Requirements for Nonprofit Hospitals to Obtain and Maintain a Tax Exemption
In 1969, the Internal Revenue Service (IRS) identified factors that can demonstrate community benefits, but they are not requirements. IRS does not have authority to specify activities hospitals must undertake and makes determinations based on facts and circumstances. As a result, tax-exempt hospitals have broad latitude to determine the community benefits they provide, but the lack of clarity creates challenges for IRS in administering tax law.
Additionally, the form on which hospitals report community benefits solicits that information inconsistently, resulting in a lack of transparency. For example, hospitals may describe the use of surplus funds to improve facilities, equipment, and patient care narratively. This qualitative reporting format does not require tax-exempt hospitals to specify the amount of surplus funds used to improve facilities, equipment, and patient care. It could also result in incomplete information on how hospitals are providing community benefits.
GAO’s 2020 analysis of IRS data identified 30 hospitals that reported no spending on community benefits in 2016. According to IRS officials, hospitals with little to no community benefit expenses would indicate potential noncompliance. IRS is required to review hospitals’ community benefit activities at least once every 3 years, but was unable to provide evidence that it did so because it did not have a well-documented process to ensure those activities were being reviewed. Consistent with GAO’s September 2020 recommendations, in 2021 IRS updated its overall guidance instructing its employees to document whether a hospital organization satisfies the community benefit standard and established an audit code to track that review.
Why GAO Did This Study
Slightly more than half of the approximately 5,000 community hospitals in the United States are private, nonprofit organizations. IRS and the Department of the Treasury have recognized the promotion of health as a charitable purpose and have specified that nonprofit hospitals are eligible for a tax exemption. IRS has further stated that these hospitals can demonstrate their charitable purpose by providing services that benefit their communities as a whole.
In 2010, Congress and the President enacted PPACA, which established additional requirements for tax-exempt hospitals to maintain a tax exemption.

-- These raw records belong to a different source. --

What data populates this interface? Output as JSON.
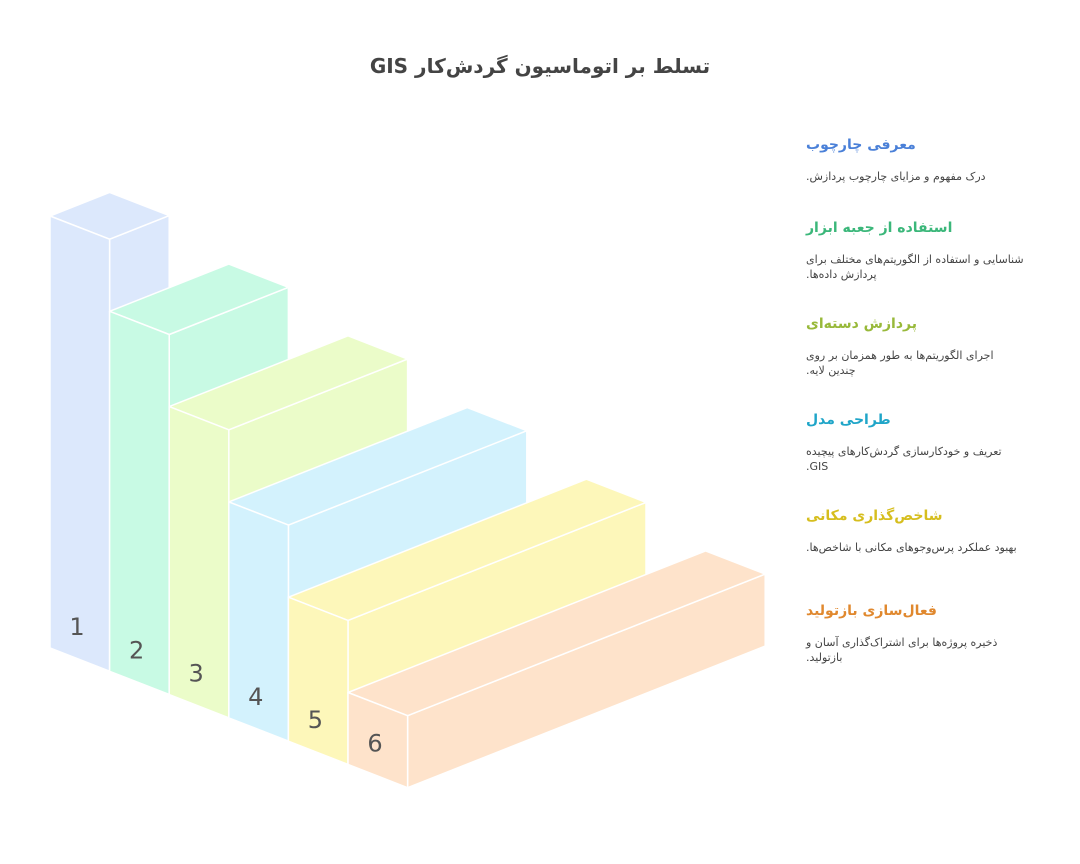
{
  "title": "تسلط بر اتوماسیون گردش‌کار GIS",
  "steps": [
    {
      "number": "1",
      "title": "معرفی چارچوب",
      "description": "درک مفهوم و مزایای چارچوب پردازش.",
      "color": "#4a80d8",
      "fill": "#dce8fc"
    },
    {
      "number": "2",
      "title": "استفاده از جعبه ابزار",
      "description": "شناسایی و استفاده از الگوریتم‌های مختلف برای پردازش داده‌ها.",
      "color": "#3bb77a",
      "fill": "#c8fae4"
    },
    {
      "number": "3",
      "title": "پردازش دسته‌ای",
      "description": "اجرای الگوریتم‌ها به طور همزمان بر روی چندین لایه.",
      "color": "#98b93a",
      "fill": "#ebfcc9"
    },
    {
      "number": "4",
      "title": "طراحی مدل",
      "description": "تعریف و خودکارسازی گردش‌کارهای پیچیده GIS.",
      "color": "#1fa5c8",
      "fill": "#d3f2fd"
    },
    {
      "number": "5",
      "title": "شاخص‌گذاری مکانی",
      "description": "بهبود عملکرد پرس‌وجوهای مکانی با شاخص‌ها.",
      "color": "#d6be1e",
      "fill": "#fdf7ba"
    },
    {
      "number": "6",
      "title": "فعال‌سازی بازتولید",
      "description": "ذخیره پروژه‌ها برای اشتراک‌گذاری آسان و بازتولید.",
      "color": "#e0882e",
      "fill": "#fee3cb"
    }
  ]
}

This testimony discusses the requirements for a nonprofit hospital to qualify for tax-exempt status and challenges with verifying compliance with some of those requirements, and is based on a report that GAO issued in September 2020. This testimony reflects updated information GAO obtained from IRS regarding its implementation of the recommendations made in that report.
Recommendations
In September 2020, GAO recommended Congress consider specifying what services and activities demonstrate sufficient community benefit. As of April 2023, Congress had not enacted such legislation. GAO also recommended IRS update tax forms to increase transparency about hospitals' community benefits. IRS agreed and made minor adjustments to the form's instructions, but the form still relies on a narrative description of community benefits that hospitals provide.